Sum1 was a replication initiation factor. (A) Plot of p-values for Sum1 binding (Lee et al. 2002), p < 0.01 versus ORC binding (Wyrick et al. 2001), p < 0.05. (Inset) All data points. The origin function of intergenic regions labeled with an asterisk was tested below. (B) Schematic representation of ARS1012 and ARS1013 located at the ORF YJL038C on chromosome X. The location of Ndt80 and Sum1 consensus sites (Pierce et al. 2003) and ACS matches is indicated. Bold lines represent fragments whose ARS function was tested. (C) SUM1 was required for ARS activity of ARS 1013 on plasmids. Strains AEY2 (WT) and AEY3358 (sum1Δ) were transformed with URA-CEN4 plasmids carrying either ARS1012 (pAE1076) or ARS1013-3 (pAE1081) as their sole origin. Transformants obtained upon transformation of ARS1013-1 or ARS1013-2-URA-CEN4 plasmids (pAE1078, pAE1080) were not restreakable. (D) SUM1 was required for chromosomal origin activity of ARS1013. The appearance of bubble-shaped replication intermediates indicative of chromosomal initiation (arrows) was measured by 2D gel electrophoresis and Southern hybridization in a wild-type (AEY2) and sum1Δ (AEY3358) strain. (E) Addition of Sum1-binding sites improved the ARS function of ARS1013-2. Strains AEY2 (WT) and AEY3358 (sum1Δ) were transformed with URA-CEN4 plasmids either carrying ARS1013-3 (pAE1081) or variants of ARS1013-2 containing additional fragments of HML-E (4xD2, pAE1159 and HML-E ACS^-, pAE1160) or the SMK1 promoter (pAE1161) upstream of the ARS1013-2 fragment.
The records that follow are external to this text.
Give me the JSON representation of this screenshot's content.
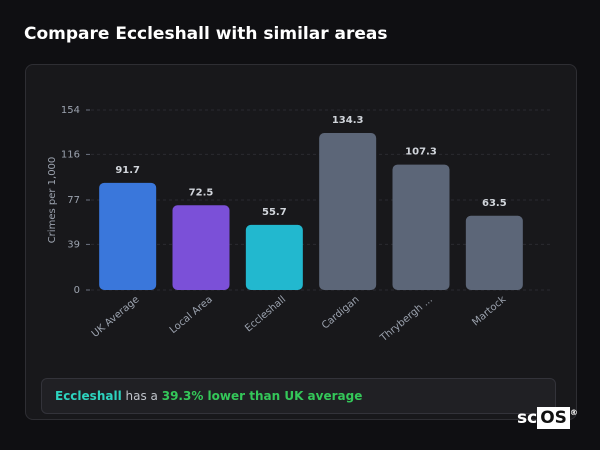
{
  "header": {
    "title": "Compare Eccleshall with similar areas"
  },
  "chart_data": {
    "type": "bar",
    "y_label": "Crimes per 1,000",
    "categories": [
      "UK Average",
      "Local Area",
      "Eccleshall",
      "Cardigan",
      "Thrybergh ...",
      "Martock"
    ],
    "values": [
      91.7,
      72.5,
      55.7,
      134.3,
      107.3,
      63.5
    ],
    "colors": [
      "#3a77db",
      "#7b50d8",
      "#22b8cf",
      "#5c6678",
      "#5c6678",
      "#5c6678"
    ],
    "ylim": [
      0,
      154
    ],
    "yticks": [
      0,
      39,
      77,
      116,
      154
    ],
    "grid": true
  },
  "summary": {
    "area": "Eccleshall",
    "text": "has a",
    "highlight": "39.3% lower than UK average"
  },
  "logo": {
    "sc": "sc",
    "os": "OS",
    "mark": "®"
  }
}
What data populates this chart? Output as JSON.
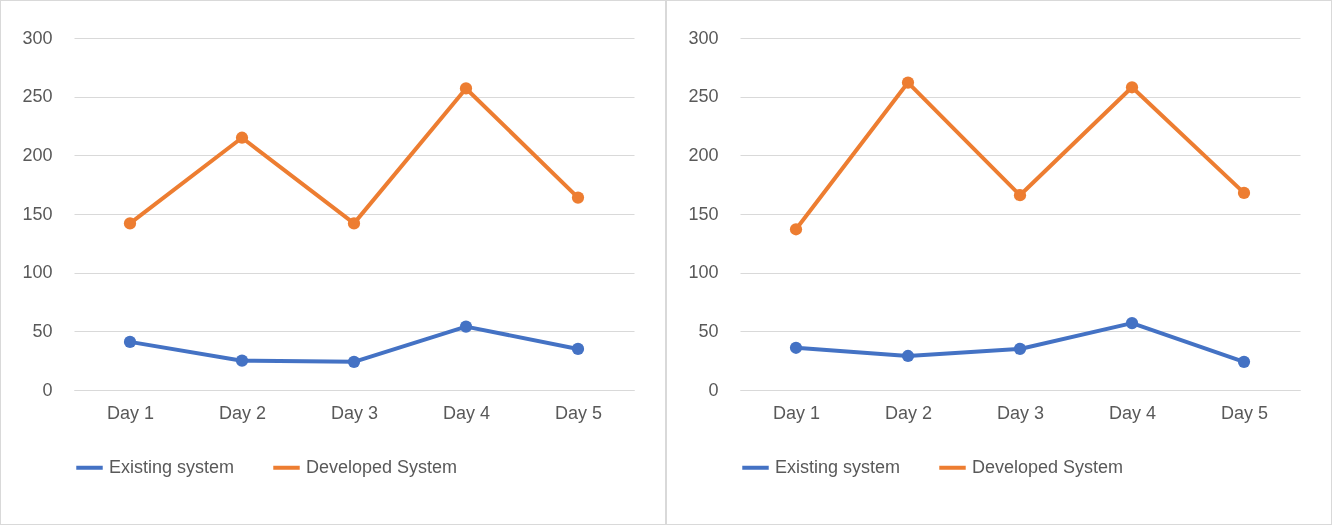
{
  "chart_data": [
    {
      "type": "line",
      "categories": [
        "Day 1",
        "Day 2",
        "Day 3",
        "Day 4",
        "Day 5"
      ],
      "ylim": [
        0,
        300
      ],
      "yticks": [
        0,
        50,
        100,
        150,
        200,
        250,
        300
      ],
      "grid": "y",
      "legend": "bottom",
      "marker": "circle",
      "line_style": "solid",
      "series": [
        {
          "name": "Existing system",
          "color": "#4472c4",
          "values": [
            41,
            25,
            24,
            54,
            35
          ]
        },
        {
          "name": "Developed System",
          "color": "#ed7d31",
          "values": [
            142,
            215,
            142,
            257,
            164
          ]
        }
      ]
    },
    {
      "type": "line",
      "categories": [
        "Day 1",
        "Day 2",
        "Day 3",
        "Day 4",
        "Day 5"
      ],
      "ylim": [
        0,
        300
      ],
      "yticks": [
        0,
        50,
        100,
        150,
        200,
        250,
        300
      ],
      "grid": "y",
      "legend": "bottom",
      "marker": "circle",
      "line_style": "solid",
      "series": [
        {
          "name": "Existing system",
          "color": "#4472c4",
          "values": [
            36,
            29,
            35,
            57,
            24
          ]
        },
        {
          "name": "Developed System",
          "color": "#ed7d31",
          "values": [
            137,
            262,
            166,
            258,
            168
          ]
        }
      ]
    }
  ]
}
Sum1 affected ARS activity of selected origins of replication. (A) ARS1223 and ARS1511 required SUM1 for full ARS activity. Plasmid loss rates were determined in a wild-type (WT; AEY2) and a sum1Δ (AEY3358) strain. Strains with URA-CEN4 plasmids carrying ARS1223 (pAE1130) or ARS1511 (pAE1135) as their sole origins were analyzed. The average loss rates obtained from three independent experiments are shown with corresponding error bars. The loss rate in sum1Δ strains was approximately twofold (ARS1223) and 5.7-fold (ARS1511) higher than in wild-type strains. (B) ARS activity of ARS606 was dependent on SUM1. Strains AEY2 (WT) and AEY3358 (sum1Δ) were transformed with URA-CEN4 plasmids carrying ARS606 (pAE1126) as their sole origin and streaked on a -Ura plate.